None of Ireland’s national broadsheets saw fit to mention any of this in their scant coverage of the private commission’s findings, just as they neglected to report that the vast majority of Britain’s healthcare professionals are opposed to assisted suicide, and that among the most prominent opponents of assisted suicide are all the UK’s major disability rights organizations.

That such bodies should oppose the legalisation of assisted suicide shouldn’t surprise us; they recognise that a right to die, once enshrined in law, could all too easily become a duty to die, especially for the most vulnerable and least obviously productive among us.

We should remember how the hugely influential Baroness Warnock, Britain’s leading moral philosopher, argued in 2008 that dementia sufferers should consider taking their own lives rather than inconveniencing others and wasting taxpayers’ money, an argument that was roundly condemned by, among others, leading figures in the Alzheimer’s Society and the Alzheimer’s Research Trust.

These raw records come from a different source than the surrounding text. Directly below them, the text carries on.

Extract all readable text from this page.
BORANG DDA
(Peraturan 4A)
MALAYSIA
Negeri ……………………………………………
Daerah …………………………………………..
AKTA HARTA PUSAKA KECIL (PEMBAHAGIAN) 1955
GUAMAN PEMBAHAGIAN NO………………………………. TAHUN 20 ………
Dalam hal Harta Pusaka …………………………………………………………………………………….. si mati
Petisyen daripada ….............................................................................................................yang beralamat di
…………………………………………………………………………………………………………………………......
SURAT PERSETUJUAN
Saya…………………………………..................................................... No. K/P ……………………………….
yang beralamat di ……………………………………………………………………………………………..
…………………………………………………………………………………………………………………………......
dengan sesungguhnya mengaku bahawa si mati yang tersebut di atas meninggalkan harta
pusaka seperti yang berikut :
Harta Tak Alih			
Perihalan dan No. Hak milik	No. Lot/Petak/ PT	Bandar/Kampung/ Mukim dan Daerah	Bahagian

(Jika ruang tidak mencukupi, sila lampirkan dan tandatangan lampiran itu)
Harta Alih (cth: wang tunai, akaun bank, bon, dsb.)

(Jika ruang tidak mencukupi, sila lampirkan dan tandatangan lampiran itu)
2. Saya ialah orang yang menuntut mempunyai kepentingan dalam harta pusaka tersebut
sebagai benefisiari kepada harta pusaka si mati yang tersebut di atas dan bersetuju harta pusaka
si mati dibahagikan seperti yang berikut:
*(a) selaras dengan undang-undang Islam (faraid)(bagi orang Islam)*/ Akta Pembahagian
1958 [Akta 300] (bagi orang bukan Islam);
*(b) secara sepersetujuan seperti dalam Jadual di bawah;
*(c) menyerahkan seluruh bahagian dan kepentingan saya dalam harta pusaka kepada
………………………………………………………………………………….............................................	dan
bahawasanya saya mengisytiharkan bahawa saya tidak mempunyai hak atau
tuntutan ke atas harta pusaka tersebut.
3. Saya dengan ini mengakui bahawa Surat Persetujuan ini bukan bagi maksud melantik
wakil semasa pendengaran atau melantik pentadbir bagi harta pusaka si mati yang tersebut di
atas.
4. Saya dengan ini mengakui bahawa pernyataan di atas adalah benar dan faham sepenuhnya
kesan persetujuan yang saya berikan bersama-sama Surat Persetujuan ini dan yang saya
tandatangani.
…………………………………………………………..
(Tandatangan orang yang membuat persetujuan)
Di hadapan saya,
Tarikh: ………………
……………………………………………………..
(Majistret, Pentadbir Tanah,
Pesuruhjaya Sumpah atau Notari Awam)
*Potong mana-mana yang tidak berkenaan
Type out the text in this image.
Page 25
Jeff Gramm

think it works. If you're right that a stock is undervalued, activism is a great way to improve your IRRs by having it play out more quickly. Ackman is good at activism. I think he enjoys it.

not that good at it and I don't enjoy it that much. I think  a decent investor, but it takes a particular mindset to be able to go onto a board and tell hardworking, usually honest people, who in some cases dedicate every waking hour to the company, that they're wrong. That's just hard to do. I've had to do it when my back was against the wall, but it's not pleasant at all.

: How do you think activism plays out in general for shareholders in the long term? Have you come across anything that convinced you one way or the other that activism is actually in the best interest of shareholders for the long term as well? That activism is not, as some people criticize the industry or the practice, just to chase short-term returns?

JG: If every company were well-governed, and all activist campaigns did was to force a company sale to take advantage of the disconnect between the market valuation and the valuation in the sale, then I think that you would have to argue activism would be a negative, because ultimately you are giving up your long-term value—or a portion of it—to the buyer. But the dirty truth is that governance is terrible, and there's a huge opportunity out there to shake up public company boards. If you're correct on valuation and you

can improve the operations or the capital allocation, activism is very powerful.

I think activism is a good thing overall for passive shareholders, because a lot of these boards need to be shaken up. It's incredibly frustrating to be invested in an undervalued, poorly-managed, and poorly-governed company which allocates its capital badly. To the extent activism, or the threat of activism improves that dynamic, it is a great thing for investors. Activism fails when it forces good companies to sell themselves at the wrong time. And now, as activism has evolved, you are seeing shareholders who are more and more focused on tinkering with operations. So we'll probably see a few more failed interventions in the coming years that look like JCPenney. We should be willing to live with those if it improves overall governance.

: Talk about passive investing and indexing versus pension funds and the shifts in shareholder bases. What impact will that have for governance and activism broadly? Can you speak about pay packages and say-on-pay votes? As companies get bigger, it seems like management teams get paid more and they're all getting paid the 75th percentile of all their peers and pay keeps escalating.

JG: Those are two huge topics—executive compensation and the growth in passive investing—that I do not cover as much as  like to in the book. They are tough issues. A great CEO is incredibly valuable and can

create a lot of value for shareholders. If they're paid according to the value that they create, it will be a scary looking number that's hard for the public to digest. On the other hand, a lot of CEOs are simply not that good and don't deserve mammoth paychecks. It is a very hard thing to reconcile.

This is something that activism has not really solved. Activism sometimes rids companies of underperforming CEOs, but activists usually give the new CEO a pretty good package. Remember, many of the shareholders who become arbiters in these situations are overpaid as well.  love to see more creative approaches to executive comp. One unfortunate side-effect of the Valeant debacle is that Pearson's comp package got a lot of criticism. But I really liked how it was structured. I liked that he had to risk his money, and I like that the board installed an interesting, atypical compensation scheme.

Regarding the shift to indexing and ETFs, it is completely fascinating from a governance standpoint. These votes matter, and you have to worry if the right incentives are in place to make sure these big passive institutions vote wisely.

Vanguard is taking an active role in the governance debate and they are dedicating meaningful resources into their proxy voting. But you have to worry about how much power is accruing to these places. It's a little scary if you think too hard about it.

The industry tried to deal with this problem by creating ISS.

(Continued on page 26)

Tragic though cases such as Terry Pratchett’s are, it’s worth keeping in mind how it has been at least a decade -- perhaps longer -- since anyone has been prosecuted for helping a loved one take their own life. Hard cases make bad law, and as Peter Smith, Archbishop of Southwark, has said, we cannot change laws that are there to protect the vulnerable without grave long term consequences. Campaigns to legalise assisted suicide distract from our need to put our efforts into improving palliative care, so that when we die, we can do so with real dignity.

In his controversial 2011 documentary, Choosing to Die, Pratchett said that ‘When I can no longer write my books, I'm not sure that I will want to go on living’.

The idea that some lives aren’t worth living ran through the programme, but we are more than our abilities. We matter because of our humanity; only things have value merely because of what they can do.

People as things, that’s where it starts.